Un citoyen arabe d’Israël a été condamné à une peine de trois ans de prison mercredi pour s’être rendu en Syrie pour rejoindre les rangs de l’Etat islamique.

Hamza Magamzeh, 22 ans, a été reconnu coupable par le tribunal de district de Nazareth des quatre chefs d’accusation, qui comprenaient le contact avec un agent étranger et l’entrée sur le territoire d’un pays ennemi.

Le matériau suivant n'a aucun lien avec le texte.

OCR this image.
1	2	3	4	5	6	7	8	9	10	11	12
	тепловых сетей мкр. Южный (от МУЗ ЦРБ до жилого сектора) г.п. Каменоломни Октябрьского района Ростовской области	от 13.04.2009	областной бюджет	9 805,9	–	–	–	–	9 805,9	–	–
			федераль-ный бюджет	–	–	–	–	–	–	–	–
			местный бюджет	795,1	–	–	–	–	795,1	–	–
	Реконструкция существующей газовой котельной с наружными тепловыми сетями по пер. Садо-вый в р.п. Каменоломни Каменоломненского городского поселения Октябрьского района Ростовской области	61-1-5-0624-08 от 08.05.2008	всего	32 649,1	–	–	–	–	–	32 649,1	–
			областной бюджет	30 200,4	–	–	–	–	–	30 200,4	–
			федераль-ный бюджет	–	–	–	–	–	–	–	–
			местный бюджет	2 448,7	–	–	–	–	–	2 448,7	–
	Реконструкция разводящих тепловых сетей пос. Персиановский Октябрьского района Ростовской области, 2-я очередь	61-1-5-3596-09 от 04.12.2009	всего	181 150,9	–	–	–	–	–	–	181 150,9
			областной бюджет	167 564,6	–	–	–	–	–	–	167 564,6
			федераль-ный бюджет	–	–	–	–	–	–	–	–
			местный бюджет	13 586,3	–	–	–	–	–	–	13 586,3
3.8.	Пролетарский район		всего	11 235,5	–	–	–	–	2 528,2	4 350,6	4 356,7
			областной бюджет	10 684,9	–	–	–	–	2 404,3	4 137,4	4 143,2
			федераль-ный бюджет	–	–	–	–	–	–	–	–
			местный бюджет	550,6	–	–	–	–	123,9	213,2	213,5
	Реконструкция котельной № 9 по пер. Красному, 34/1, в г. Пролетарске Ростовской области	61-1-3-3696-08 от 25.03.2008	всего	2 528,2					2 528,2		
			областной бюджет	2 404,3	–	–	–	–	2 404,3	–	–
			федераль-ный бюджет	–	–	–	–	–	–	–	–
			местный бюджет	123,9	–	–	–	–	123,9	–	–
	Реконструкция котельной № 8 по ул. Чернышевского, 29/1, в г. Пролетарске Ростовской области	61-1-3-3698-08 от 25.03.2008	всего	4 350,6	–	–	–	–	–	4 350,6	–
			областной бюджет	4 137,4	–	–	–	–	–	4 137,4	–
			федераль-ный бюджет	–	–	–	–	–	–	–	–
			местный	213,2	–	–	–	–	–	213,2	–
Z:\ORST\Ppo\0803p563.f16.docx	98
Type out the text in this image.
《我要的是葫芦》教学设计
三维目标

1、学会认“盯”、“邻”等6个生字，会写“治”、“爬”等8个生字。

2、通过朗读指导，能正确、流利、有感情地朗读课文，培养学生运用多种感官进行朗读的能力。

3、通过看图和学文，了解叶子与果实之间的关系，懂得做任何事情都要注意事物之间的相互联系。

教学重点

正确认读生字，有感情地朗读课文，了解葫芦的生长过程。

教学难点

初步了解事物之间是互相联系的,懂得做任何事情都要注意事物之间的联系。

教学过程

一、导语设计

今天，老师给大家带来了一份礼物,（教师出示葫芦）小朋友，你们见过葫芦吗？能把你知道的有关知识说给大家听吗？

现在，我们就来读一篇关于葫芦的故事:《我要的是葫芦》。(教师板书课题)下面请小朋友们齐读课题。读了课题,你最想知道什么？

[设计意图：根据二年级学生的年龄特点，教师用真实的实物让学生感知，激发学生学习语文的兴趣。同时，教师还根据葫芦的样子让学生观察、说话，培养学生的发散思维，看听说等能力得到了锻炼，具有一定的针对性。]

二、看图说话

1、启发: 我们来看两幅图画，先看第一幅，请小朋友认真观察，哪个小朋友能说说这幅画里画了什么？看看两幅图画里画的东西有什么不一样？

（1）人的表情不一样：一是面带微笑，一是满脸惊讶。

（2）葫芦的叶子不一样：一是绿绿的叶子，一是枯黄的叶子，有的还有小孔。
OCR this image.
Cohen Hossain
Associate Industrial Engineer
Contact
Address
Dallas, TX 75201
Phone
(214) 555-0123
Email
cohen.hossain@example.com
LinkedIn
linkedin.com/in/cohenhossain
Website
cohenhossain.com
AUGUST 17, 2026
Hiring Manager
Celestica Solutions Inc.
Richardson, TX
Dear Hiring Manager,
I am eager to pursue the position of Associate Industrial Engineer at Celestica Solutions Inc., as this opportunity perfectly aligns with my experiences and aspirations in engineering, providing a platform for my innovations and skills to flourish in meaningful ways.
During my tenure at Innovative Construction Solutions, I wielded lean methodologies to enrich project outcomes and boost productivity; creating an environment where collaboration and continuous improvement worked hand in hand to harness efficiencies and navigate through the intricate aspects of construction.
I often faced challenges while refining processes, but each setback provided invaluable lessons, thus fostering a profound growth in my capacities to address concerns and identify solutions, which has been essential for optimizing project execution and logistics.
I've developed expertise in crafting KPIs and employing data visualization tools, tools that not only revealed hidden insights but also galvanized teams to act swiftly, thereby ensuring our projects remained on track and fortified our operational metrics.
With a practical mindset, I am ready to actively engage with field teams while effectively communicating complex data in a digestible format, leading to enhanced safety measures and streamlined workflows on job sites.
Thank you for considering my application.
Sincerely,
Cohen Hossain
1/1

Même si Magamzeh a reçu « la punition la plus grave imposée contre quelqu’un qui a rejoint l’Etat islamique à ce jour », la Deuxième chaîne a cité une source du bureau du procureur qui affirmait que l’Etat a prévu de faire appel de la condamnation et demander une peine plus sévère.

En général, les personnes reconnues coupables de telles accusations obtiennent habituellement une peine de prison de 6 à 12 ans.

Magamzeh a été arrêté en octobre après son retour de la Syrie via la Turquie. Magamzeh avait quitté Israël pour la Turquie le 5 octobre avec deux amis de sa ville natale de Yafia, en dehors de Nazareth, et est ensuite passé en Syrie. Il est arrivé à un camp d’entraînement de l’Etat islamique, a révélé le Shin Bet dans un communiqué annonçant son arrestation.

Magamzeh et ses deux amis, Muhammad Kilani et Muhammad Kananeh, ont passé plusieurs semaines en formation de base, où ils ont appris à manier des armes.

Pendant le cours d’introduction les hommes ont rencontré un quatrième citoyen arabe d’Israël, Maharan Khaldi, 19 ans, de Nazareth, qui avait quitté Israël pour la Syrie un peu plus tôt en octobre.

Après 10 jours dans le pays, Magamzeh a quitté la Syrie, « et a décidé de retourner dans sa famille », a ajouté le Shin Bet, et est rentré de la Turquie en empruntant un jet. Il a été arrêté à son arrivée à l’aéroport international Ben Gurion.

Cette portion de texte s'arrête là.